9mobile has 20 million subscribers, making it the country’s number four mobile operator with a 14 percent market share. South Africa’s MTN has 47 percent, Globacom 20 percent and Airtel – a subsidiary of India’s Bharti Airtel – 19 percent.
Etisalat Nigeria had been in talks with its lenders to restructure a $1.2 billion debt after it missed repayments, but the discussions failed to produce a deal, forcing the banks to step in and order shareholders to transfer their shares to a loan trustee.
Lenders have now taken control and appointed a new team to manage the company with a focus on getting it back to profitability while working to eventually raise new capital.

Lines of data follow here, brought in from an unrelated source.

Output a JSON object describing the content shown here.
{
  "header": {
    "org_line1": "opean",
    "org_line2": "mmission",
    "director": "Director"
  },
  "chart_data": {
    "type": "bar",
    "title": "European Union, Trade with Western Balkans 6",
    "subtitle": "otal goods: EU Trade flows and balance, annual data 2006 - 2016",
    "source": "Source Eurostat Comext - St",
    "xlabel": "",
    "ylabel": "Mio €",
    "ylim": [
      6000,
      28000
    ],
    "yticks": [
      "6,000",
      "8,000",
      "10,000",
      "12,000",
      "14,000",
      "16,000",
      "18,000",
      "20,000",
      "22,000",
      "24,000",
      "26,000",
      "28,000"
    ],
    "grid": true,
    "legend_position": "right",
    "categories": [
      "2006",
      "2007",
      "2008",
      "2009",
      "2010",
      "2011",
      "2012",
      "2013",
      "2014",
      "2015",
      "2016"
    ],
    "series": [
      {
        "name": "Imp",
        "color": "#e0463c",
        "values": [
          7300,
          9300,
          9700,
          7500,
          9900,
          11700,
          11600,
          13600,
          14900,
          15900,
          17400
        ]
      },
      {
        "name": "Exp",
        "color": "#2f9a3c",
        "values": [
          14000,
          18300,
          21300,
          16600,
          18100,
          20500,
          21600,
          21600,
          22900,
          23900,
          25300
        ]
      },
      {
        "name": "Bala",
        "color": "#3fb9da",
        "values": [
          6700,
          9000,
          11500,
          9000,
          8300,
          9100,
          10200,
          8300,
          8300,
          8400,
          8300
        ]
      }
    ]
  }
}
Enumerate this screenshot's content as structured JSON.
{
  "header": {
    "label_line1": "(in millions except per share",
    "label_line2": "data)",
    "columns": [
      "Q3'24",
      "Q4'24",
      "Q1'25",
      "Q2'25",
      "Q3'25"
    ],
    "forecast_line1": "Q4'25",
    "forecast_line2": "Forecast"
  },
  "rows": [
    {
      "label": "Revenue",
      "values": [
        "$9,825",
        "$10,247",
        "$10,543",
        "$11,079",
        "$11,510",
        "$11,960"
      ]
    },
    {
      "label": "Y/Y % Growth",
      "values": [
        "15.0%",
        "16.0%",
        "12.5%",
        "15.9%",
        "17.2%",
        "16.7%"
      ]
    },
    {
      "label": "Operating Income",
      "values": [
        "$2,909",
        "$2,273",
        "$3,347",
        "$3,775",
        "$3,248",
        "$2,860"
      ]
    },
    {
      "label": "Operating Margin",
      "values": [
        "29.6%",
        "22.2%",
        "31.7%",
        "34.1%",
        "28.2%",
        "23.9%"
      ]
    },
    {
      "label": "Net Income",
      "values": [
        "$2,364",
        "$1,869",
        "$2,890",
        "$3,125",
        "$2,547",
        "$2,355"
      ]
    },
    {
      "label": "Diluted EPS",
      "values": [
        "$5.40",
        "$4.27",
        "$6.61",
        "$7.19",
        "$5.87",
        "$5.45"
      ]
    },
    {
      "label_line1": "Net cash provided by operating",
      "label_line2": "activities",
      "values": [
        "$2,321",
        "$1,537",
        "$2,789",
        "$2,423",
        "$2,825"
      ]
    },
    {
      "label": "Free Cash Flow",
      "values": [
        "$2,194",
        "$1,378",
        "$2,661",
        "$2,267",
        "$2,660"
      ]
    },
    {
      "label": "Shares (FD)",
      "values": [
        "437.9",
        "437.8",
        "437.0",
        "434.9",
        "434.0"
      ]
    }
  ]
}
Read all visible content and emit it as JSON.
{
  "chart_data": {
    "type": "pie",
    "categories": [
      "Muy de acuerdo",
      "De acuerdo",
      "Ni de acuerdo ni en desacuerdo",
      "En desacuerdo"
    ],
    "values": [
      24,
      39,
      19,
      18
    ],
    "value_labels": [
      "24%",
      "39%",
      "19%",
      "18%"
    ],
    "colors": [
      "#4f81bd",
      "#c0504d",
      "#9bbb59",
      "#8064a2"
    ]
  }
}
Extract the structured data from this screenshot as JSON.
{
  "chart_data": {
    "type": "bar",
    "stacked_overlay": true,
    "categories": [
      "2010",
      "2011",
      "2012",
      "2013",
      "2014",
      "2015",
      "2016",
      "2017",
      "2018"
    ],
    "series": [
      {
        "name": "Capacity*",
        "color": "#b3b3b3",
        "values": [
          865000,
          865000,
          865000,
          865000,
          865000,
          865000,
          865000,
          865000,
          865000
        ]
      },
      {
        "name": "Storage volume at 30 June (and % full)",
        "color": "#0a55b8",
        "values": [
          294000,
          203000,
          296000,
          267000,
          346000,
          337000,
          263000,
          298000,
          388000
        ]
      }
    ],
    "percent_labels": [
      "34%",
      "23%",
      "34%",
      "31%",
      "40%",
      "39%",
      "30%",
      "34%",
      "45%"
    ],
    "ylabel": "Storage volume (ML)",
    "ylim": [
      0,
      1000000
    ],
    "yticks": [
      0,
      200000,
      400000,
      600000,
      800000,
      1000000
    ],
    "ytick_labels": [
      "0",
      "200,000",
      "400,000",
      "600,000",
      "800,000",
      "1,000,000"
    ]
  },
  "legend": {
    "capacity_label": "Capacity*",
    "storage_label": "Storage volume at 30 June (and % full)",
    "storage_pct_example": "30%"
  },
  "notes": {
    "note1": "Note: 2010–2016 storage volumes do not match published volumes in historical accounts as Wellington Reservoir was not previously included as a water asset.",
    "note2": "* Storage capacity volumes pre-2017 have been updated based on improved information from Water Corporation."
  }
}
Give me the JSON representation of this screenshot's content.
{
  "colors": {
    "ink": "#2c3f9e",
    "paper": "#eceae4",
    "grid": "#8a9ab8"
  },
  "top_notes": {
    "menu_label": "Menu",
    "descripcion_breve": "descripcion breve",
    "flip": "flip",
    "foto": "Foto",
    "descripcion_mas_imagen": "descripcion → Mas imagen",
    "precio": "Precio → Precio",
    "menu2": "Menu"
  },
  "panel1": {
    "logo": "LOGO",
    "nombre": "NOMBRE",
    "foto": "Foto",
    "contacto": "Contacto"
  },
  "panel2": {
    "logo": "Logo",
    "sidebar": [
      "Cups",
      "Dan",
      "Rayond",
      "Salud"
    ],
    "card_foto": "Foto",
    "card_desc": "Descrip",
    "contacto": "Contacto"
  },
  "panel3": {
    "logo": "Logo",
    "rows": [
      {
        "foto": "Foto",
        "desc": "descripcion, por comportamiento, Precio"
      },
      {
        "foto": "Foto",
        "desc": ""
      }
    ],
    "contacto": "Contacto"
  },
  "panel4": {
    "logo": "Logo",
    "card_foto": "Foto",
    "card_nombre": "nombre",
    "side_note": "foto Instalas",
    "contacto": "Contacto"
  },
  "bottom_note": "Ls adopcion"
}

“If at any point in time someone does come in with an offer that is attractive then that person will have the right to do whatever they want to do with the brand,” Olusanya said.
The telecoms regulator, Nigerian Communications Commission (NCC) approved the brand name change on Tuesday.
Under Nigeria’s telecoms law, the regulator has to also approve a transfer of telecoms licences or any new investor in a telecoms company with more than 10 percent of the shares.
NCC spokesman Tony Ojobo told Reuters that the brand name change did not affect the terms of the license which was granted to a Nigerian entity known as Emerging Markets Telecommunication Services (EMTS). He said it was a change to its trading name.